PAINTINGS BY AMRITA SHER-GIL & S.H. RAZA SET NEW RECORDS FOR HIGHEST PRICE ACHIEVED BY INDIAN ARTISTS
Indian art has reached new heights at auction in recent weeks — on August 31st at Pundole’s Fine Art Sale in Mumbai, a painting by artist S.H. Raza sold for the record high price of $6.27 million (₹45 crore). Then, shortly afterwards on September 16th at Saffronart’s Evening Sale in New Delhi, a 1937 painting by Amrita Sher-Gil sold for $7.45 million (₹61.8 crore) — setting the highest-ever price for an Indian artwork sold at auction. These two historic sales reflect the strength of the Indian art market as well as a growing recognition for modernist painters.
Amrita Sher-Gil (1913 – 1941) was a modern artist who achieved remarkable success during the span of her tragically short career. She has become one of the most popular figures in Indian art, praised as an early feminist and named as one of India’s nine National Art Treasures. Born in Budapest, Sher-Gil lived and studied between Hungary, France and India, developing a unique style that merged European modernism and traditional Indian art forms. Her gently colored scenes aimed to capture the beauty and reality of daily Indian life, frequently focused on women and their experiences.
Featuring a circle of village women seated among cows in a garden, her painting The Story Teller is a stunning example of her primary theme and artistic sensibility. The Story Teller was first exhibited at Faletti’s Hotel, Lahore in November 1937 and subsequently purchased by Badruddin Tyabji Jr., a diplomat in the Indian Civil Service and the grandson of a former President of the Indian National Congress. The Story Teller was later selected by Sher-Gil herself as one of her 12 most important canvases — and now, it is the most expensive work of Indian art ever sold.

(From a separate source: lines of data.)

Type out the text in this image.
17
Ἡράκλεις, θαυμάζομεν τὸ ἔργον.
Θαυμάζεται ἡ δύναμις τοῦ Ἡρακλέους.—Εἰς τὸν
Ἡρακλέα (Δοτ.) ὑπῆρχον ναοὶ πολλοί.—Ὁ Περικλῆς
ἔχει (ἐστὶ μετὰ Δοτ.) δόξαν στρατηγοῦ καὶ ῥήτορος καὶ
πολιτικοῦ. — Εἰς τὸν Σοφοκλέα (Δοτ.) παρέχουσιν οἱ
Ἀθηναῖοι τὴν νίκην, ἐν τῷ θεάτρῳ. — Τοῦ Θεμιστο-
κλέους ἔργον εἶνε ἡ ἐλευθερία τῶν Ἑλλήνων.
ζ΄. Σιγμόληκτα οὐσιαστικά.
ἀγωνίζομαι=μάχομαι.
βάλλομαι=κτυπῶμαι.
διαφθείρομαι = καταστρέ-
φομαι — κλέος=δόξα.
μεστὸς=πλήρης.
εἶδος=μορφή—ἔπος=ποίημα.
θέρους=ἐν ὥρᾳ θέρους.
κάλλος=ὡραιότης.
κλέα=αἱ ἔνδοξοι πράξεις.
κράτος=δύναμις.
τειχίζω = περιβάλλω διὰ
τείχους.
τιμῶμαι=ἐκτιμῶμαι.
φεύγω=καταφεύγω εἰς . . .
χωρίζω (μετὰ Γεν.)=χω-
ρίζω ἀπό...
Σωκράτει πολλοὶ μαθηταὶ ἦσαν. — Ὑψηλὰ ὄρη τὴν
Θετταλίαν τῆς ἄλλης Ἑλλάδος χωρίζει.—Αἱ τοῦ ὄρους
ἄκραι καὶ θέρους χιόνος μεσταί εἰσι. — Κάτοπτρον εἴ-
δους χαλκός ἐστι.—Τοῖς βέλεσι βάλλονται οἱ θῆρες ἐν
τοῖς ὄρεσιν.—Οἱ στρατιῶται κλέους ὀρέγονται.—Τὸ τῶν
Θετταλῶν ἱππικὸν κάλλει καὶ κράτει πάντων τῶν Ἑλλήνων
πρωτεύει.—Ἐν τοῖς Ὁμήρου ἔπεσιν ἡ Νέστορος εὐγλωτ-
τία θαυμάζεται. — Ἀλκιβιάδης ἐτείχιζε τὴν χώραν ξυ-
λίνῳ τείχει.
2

Just a few weeks prior, the painting Gestation by Sayed Haider “S.H.” Raza (1922 – 2016) held the record for the highest price for an Indian artist of all time. In fact, Raza has now held this record twice, first in 2010 when his 1983 painting Saurashtra sold for $3.51 million at Christie’s. Both record-making works dated to the 1980s, a significant decade of Raza’s work when he honed the Bindu as his iconic subject. The Bindu is a symbol of potential and creation, rooted in sacred geometry and Indian philosophy. Gestation is one such result of Raza’s new direction, displaying a powerful black Bindu at the center of a complex abstract composition, each shape and color imbued with meaning.
A founding member of the Bombay Progressive Artist’s Group and regarded as one of the most influential Indian artists, Raza has recently been the focus of several international exhibitions. In 2023, he was the subject of a major retrospective at the Centre Pompidou in Paris. Simultaneously in Dubai, 1×1 Art Gallery presented the exhibition A Life Loving & Working (1953 – 2002), which explored the relationship between Raza and his wife, the French artist Janine Mongillat. Partners in both life and art, the couple inspired and informed each other’s approaches, which can be seen when viewing the works side by side.
During the same auctions at Saffronart in September and Pundole’s in August, other Indian artists enjoyed strong performances that exceeded their estimates, including F.N. Souza and Tyeb Mehta. At other recent sales, V.S. Gaitonde has also fetched high prices, including setting the previous record at $5.49 million in 2021, before Raza’s and Sher-Gil’s recent sales. These five figures have certainly proved that modern Indian artists are coming into their own, continuing to set new records for South Asian art on a global stage.